Self-dealing, breach of trust business models are so mainstream and lucrative in finance, many seem to feel that resistance is futile and we have no choice but to keep feeding the beast. This thinking is financially suicidal and must change.
Of course we can and must demand that ‘advisors’ be held to a fiduciary standard. We do so in other critical advisory professions like medicine, law and engineering. Similar potential conflicts of interest are inherent between doctors and big pharma companies for example, and we still demand doctors honor a fiduciary standard of care or face prosecution, lawsuits and loss of their ability to practice. See more on the never-ending battle for pharma payment transparency in medicine in Canada’s pharma companies disclose payments to doctors for 1st time:
In the U.S., any transfer of value to a doctor exceeding $10 must be disclosed by law. The information is publicly available on a searchable website, with details about travel, meals and other reasons for the payments.
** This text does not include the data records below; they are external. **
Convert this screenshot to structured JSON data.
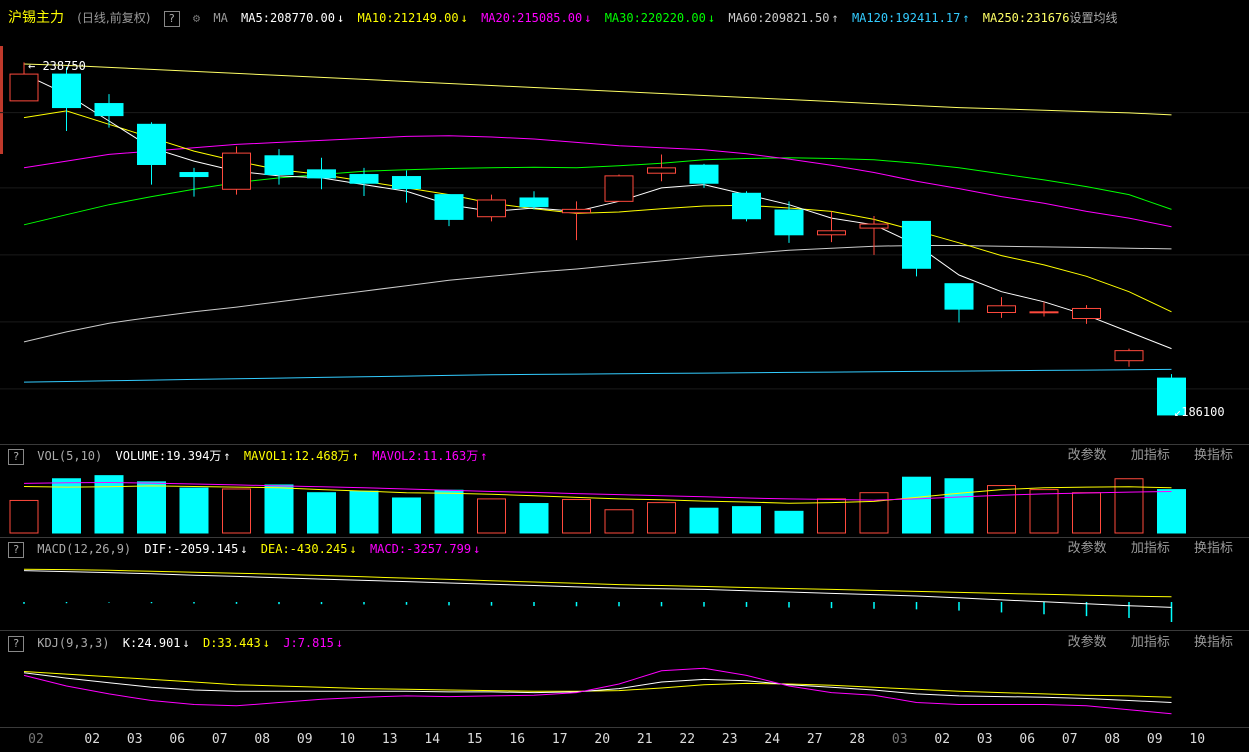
{
  "colors": {
    "up": "#ff4a3d",
    "down": "#00ffff",
    "ma5": "#ffffff",
    "ma10": "#ffff00",
    "ma20": "#ff00ff",
    "ma30": "#00ff00",
    "ma60": "#cccccc",
    "ma120": "#33ccff",
    "ma250": "#ffff66"
  },
  "header": {
    "title": "沪锡主力",
    "subtitle": "(日线,前复权)",
    "help": "?",
    "settings_icon": "gear-icon",
    "ma_label": "MA",
    "ma5": "MA5:208770.00",
    "ma5_arrow": "↓",
    "ma10": "MA10:212149.00",
    "ma10_arrow": "↓",
    "ma20": "MA20:215085.00",
    "ma20_arrow": "↓",
    "ma30": "MA30:220220.00",
    "ma30_arrow": "↓",
    "ma60": "MA60:209821.50",
    "ma60_arrow": "↑",
    "ma120": "MA120:192411.17",
    "ma120_arrow": "↑",
    "ma250": "MA250:231676",
    "set_ma": "设置均线"
  },
  "price_labels": {
    "high": "238750",
    "low": "186100"
  },
  "vol": {
    "help": "?",
    "label": "VOL(5,10)",
    "volume": "VOLUME:19.394万",
    "volume_arrow": "↑",
    "mavol1": "MAVOL1:12.468万",
    "mavol1_arrow": "↑",
    "mavol2": "MAVOL2:11.163万",
    "mavol2_arrow": "↑"
  },
  "macd": {
    "help": "?",
    "label": "MACD(12,26,9)",
    "dif": "DIF:-2059.145",
    "dif_arrow": "↓",
    "dea": "DEA:-430.245",
    "dea_arrow": "↓",
    "macd": "MACD:-3257.799",
    "macd_arrow": "↓"
  },
  "kdj": {
    "help": "?",
    "label": "KDJ(9,3,3)",
    "k": "K:24.901",
    "k_arrow": "↓",
    "d": "D:33.443",
    "d_arrow": "↓",
    "j": "J:7.815",
    "j_arrow": "↓"
  },
  "panel_actions": {
    "params": "改参数",
    "add": "加指标",
    "switch": "换指标"
  },
  "dates": [
    "02",
    "02",
    "03",
    "06",
    "07",
    "08",
    "09",
    "10",
    "13",
    "14",
    "15",
    "16",
    "17",
    "20",
    "21",
    "22",
    "23",
    "24",
    "27",
    "28",
    "03",
    "02",
    "03",
    "06",
    "07",
    "08",
    "09",
    "10"
  ],
  "chart_data": {
    "type": "candlestick",
    "price_range": [
      184000,
      240000
    ],
    "candles": [
      {
        "o": 233000,
        "c": 237000,
        "h": 238750,
        "l": 233000
      },
      {
        "o": 237000,
        "c": 232000,
        "h": 238000,
        "l": 228500
      },
      {
        "o": 232600,
        "c": 230800,
        "h": 234000,
        "l": 229000
      },
      {
        "o": 229500,
        "c": 223500,
        "h": 229800,
        "l": 220500
      },
      {
        "o": 222300,
        "c": 221700,
        "h": 223000,
        "l": 218700
      },
      {
        "o": 219800,
        "c": 225200,
        "h": 226200,
        "l": 219000
      },
      {
        "o": 224800,
        "c": 222000,
        "h": 225800,
        "l": 220500
      },
      {
        "o": 222700,
        "c": 221500,
        "h": 224500,
        "l": 219800
      },
      {
        "o": 222000,
        "c": 220700,
        "h": 223000,
        "l": 218800
      },
      {
        "o": 221700,
        "c": 219900,
        "h": 222600,
        "l": 217800
      },
      {
        "o": 219000,
        "c": 215300,
        "h": 219000,
        "l": 214300
      },
      {
        "o": 215700,
        "c": 218200,
        "h": 219000,
        "l": 215000
      },
      {
        "o": 218500,
        "c": 217200,
        "h": 219500,
        "l": 216800
      },
      {
        "o": 216300,
        "c": 216800,
        "h": 218000,
        "l": 212200
      },
      {
        "o": 218000,
        "c": 221800,
        "h": 222000,
        "l": 218000
      },
      {
        "o": 222200,
        "c": 223000,
        "h": 225000,
        "l": 221000
      },
      {
        "o": 223400,
        "c": 220700,
        "h": 223600,
        "l": 220000
      },
      {
        "o": 219200,
        "c": 215400,
        "h": 219500,
        "l": 215000
      },
      {
        "o": 216700,
        "c": 213000,
        "h": 218000,
        "l": 211800
      },
      {
        "o": 213000,
        "c": 213600,
        "h": 216500,
        "l": 211900
      },
      {
        "o": 214000,
        "c": 214600,
        "h": 215800,
        "l": 210000
      },
      {
        "o": 215000,
        "c": 208000,
        "h": 215000,
        "l": 206800
      },
      {
        "o": 205700,
        "c": 201900,
        "h": 205700,
        "l": 199900
      },
      {
        "o": 201400,
        "c": 202400,
        "h": 203700,
        "l": 200600
      },
      {
        "o": 201500,
        "c": 201500,
        "h": 203000,
        "l": 200800
      },
      {
        "o": 200500,
        "c": 202000,
        "h": 202500,
        "l": 199700
      },
      {
        "o": 194200,
        "c": 195700,
        "h": 196000,
        "l": 193300
      },
      {
        "o": 191600,
        "c": 186100,
        "h": 192200,
        "l": 186100
      }
    ],
    "ma": {
      "ma5": [
        237000,
        234000,
        230000,
        226000,
        224000,
        222500,
        221800,
        221500,
        220500,
        219500,
        217500,
        216500,
        217000,
        216500,
        218000,
        220000,
        220500,
        219000,
        217500,
        215500,
        214500,
        211500,
        207000,
        204500,
        203000,
        201000,
        198500,
        196000
      ],
      "ma10": [
        230500,
        231500,
        229500,
        227500,
        225500,
        224000,
        222700,
        222000,
        221000,
        220000,
        219000,
        217700,
        216900,
        216200,
        216400,
        216900,
        217300,
        217400,
        217000,
        216500,
        215300,
        213600,
        211800,
        209900,
        208500,
        206800,
        204500,
        201500
      ],
      "ma20": [
        223000,
        224000,
        225000,
        225500,
        226000,
        226500,
        226800,
        227100,
        227400,
        227700,
        227800,
        227600,
        227300,
        226800,
        226300,
        226000,
        225700,
        225100,
        224300,
        223400,
        222300,
        221000,
        219900,
        218700,
        217700,
        216500,
        215500,
        214200
      ],
      "ma30": [
        214500,
        216000,
        217500,
        218700,
        219800,
        220800,
        221500,
        222000,
        222500,
        222700,
        222900,
        223000,
        223100,
        223000,
        223300,
        223700,
        224200,
        224400,
        224500,
        224400,
        224200,
        223700,
        223000,
        222100,
        221200,
        220200,
        219000,
        216800
      ],
      "ma60": [
        197000,
        198500,
        199800,
        200700,
        201500,
        202200,
        203000,
        203800,
        204600,
        205400,
        206200,
        206800,
        207400,
        207900,
        208500,
        209100,
        209700,
        210200,
        210700,
        211000,
        211300,
        211400,
        211400,
        211300,
        211200,
        211100,
        211000,
        210900
      ],
      "ma120": [
        191000,
        191100,
        191200,
        191300,
        191400,
        191500,
        191600,
        191700,
        191800,
        191900,
        192000,
        192100,
        192150,
        192200,
        192250,
        192300,
        192350,
        192400,
        192450,
        192500,
        192550,
        192600,
        192650,
        192700,
        192750,
        192800,
        192850,
        192900
      ],
      "ma250": [
        238500,
        238300,
        238000,
        237700,
        237400,
        237100,
        236800,
        236500,
        236200,
        235900,
        235600,
        235300,
        235000,
        234700,
        234400,
        234100,
        233800,
        233500,
        233200,
        232900,
        232600,
        232300,
        232000,
        231800,
        231600,
        231400,
        231200,
        230900
      ]
    },
    "volume": [
      10.5,
      17.5,
      18.5,
      16.5,
      14.5,
      14.2,
      15.5,
      13.0,
      13.5,
      11.3,
      13.8,
      11.0,
      9.5,
      10.8,
      7.5,
      9.8,
      8.0,
      8.5,
      7.0,
      11.0,
      13.0,
      18.0,
      17.5,
      15.3,
      14.0,
      13.0,
      17.5,
      14.0
    ],
    "mavol1": [
      15.0,
      14.8,
      14.9,
      15.2,
      15.0,
      14.8,
      14.6,
      14.0,
      13.5,
      13.0,
      12.8,
      12.5,
      12.0,
      11.5,
      11.0,
      10.7,
      10.3,
      10.0,
      9.6,
      9.8,
      10.2,
      11.5,
      12.8,
      14.0,
      14.6,
      14.8,
      14.9,
      14.6
    ],
    "mavol2": [
      16.0,
      16.2,
      16.3,
      16.1,
      15.8,
      15.5,
      15.2,
      14.9,
      14.6,
      14.2,
      13.8,
      13.4,
      13.1,
      12.7,
      12.4,
      12.0,
      11.7,
      11.3,
      11.0,
      10.8,
      10.6,
      11.0,
      11.6,
      12.2,
      12.6,
      12.9,
      13.2,
      13.4
    ],
    "macd_dif": [
      3600,
      3450,
      3300,
      3100,
      2900,
      2700,
      2500,
      2300,
      2100,
      1900,
      1700,
      1500,
      1300,
      1100,
      900,
      800,
      700,
      500,
      300,
      100,
      -100,
      -300,
      -600,
      -900,
      -1200,
      -1500,
      -1800,
      -2059
    ],
    "macd_dea": [
      3800,
      3750,
      3650,
      3500,
      3350,
      3200,
      3050,
      2850,
      2650,
      2450,
      2250,
      2050,
      1850,
      1650,
      1450,
      1300,
      1150,
      1000,
      850,
      700,
      550,
      400,
      250,
      100,
      -50,
      -200,
      -320,
      -430
    ],
    "macd_hist": [
      -300,
      -200,
      -100,
      -200,
      -250,
      -300,
      -350,
      -350,
      -400,
      -450,
      -550,
      -600,
      -650,
      -700,
      -700,
      -700,
      -750,
      -800,
      -900,
      -1000,
      -1100,
      -1200,
      -1400,
      -1700,
      -2000,
      -2300,
      -2600,
      -3258
    ],
    "kdj_k": [
      70,
      62,
      55,
      48,
      44,
      42,
      42,
      42,
      42,
      42,
      41,
      41,
      40,
      41,
      46,
      56,
      60,
      58,
      52,
      48,
      44,
      38,
      35,
      34,
      33,
      31,
      28,
      25
    ],
    "kdj_d": [
      72,
      68,
      64,
      60,
      56,
      52,
      50,
      48,
      46,
      45,
      44,
      43,
      42,
      42,
      43,
      47,
      52,
      54,
      53,
      51,
      48,
      45,
      42,
      40,
      38,
      36,
      35,
      33
    ],
    "kdj_j": [
      66,
      50,
      38,
      28,
      22,
      20,
      25,
      30,
      33,
      35,
      34,
      35,
      36,
      40,
      53,
      73,
      77,
      66,
      50,
      40,
      36,
      25,
      22,
      22,
      22,
      20,
      14,
      8
    ]
  }
}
There are similar laws in France, Portugal, Denmark and other European countries.
“Unfortunately Canada is lagging behind,” said Dr. Andrew Boozary, a Toronto physician who leads the Open Pharma campaign, which calls on Ottawa to require mandatory disclosure in Canada.
“The backbone of any physician-patient relationship is trust. Where there could be perceived conflicts, where this is not public, where this is confidential or clandestine for whatever reason, [it] can really start to erode that.”
In finance, rampant self-dealing is the norm and nearly unchecked, especially for the largest firms who largely fund and staff revolving-door regulators, and pay cost-of-business fines only here and there. The fact that most financial advisors and finance executives don’t see a need to reform the status quo, speaks volumes.
In the meantime, we taxpayers and individuals will continue to pay the compound cost of harmful financial advice, while bailing out and backstopping a lawless system. See From Hawaii to Italy, free trips fuel retirement savings sales push:
Financial firms that reward salespeople with free vacations for promoting retirement investments — including some high-fee products — are pressing the Securities and Exchange Commission for leniency in a looming rule covering sales practices.
On April 18, the SEC is scheduled to propose new regulations for financial advisers who offer savings products such as mutual funds and variable annuities.
Companies such as Primerica, Edward Jones and John Hancock want the agency to develop a less-stringent version of the hotly contested fiduciary rule that the Labor Department finalized in 2016 to ensure that advisers act in the best interest of clients. These firms are hoping to get a more sympathetic ear from the SEC, an agency headed by one of President Donald Trump’s nominees.
At stake for the firms is an incentive system for brokers..Financial advisers are paid millions of dollars to sell products to people who may be oblivious to potential conflicts of interest fueling the sales practices.
The stakes may be even higher for Americans saving for retirement and seeking investment advice from brokers providing mutual funds, insurance and other products. Small investors end up paying for products involved in incentive programs that allow salespeople to go on free vacations to destinations from Hawaii to Italy.
“In my experience, the worse the product, the more it needs big incentives to sell it,” said Scott Dauenhauer, owner of Meridian Wealth Management in Murrieta, Calif., and an investment adviser.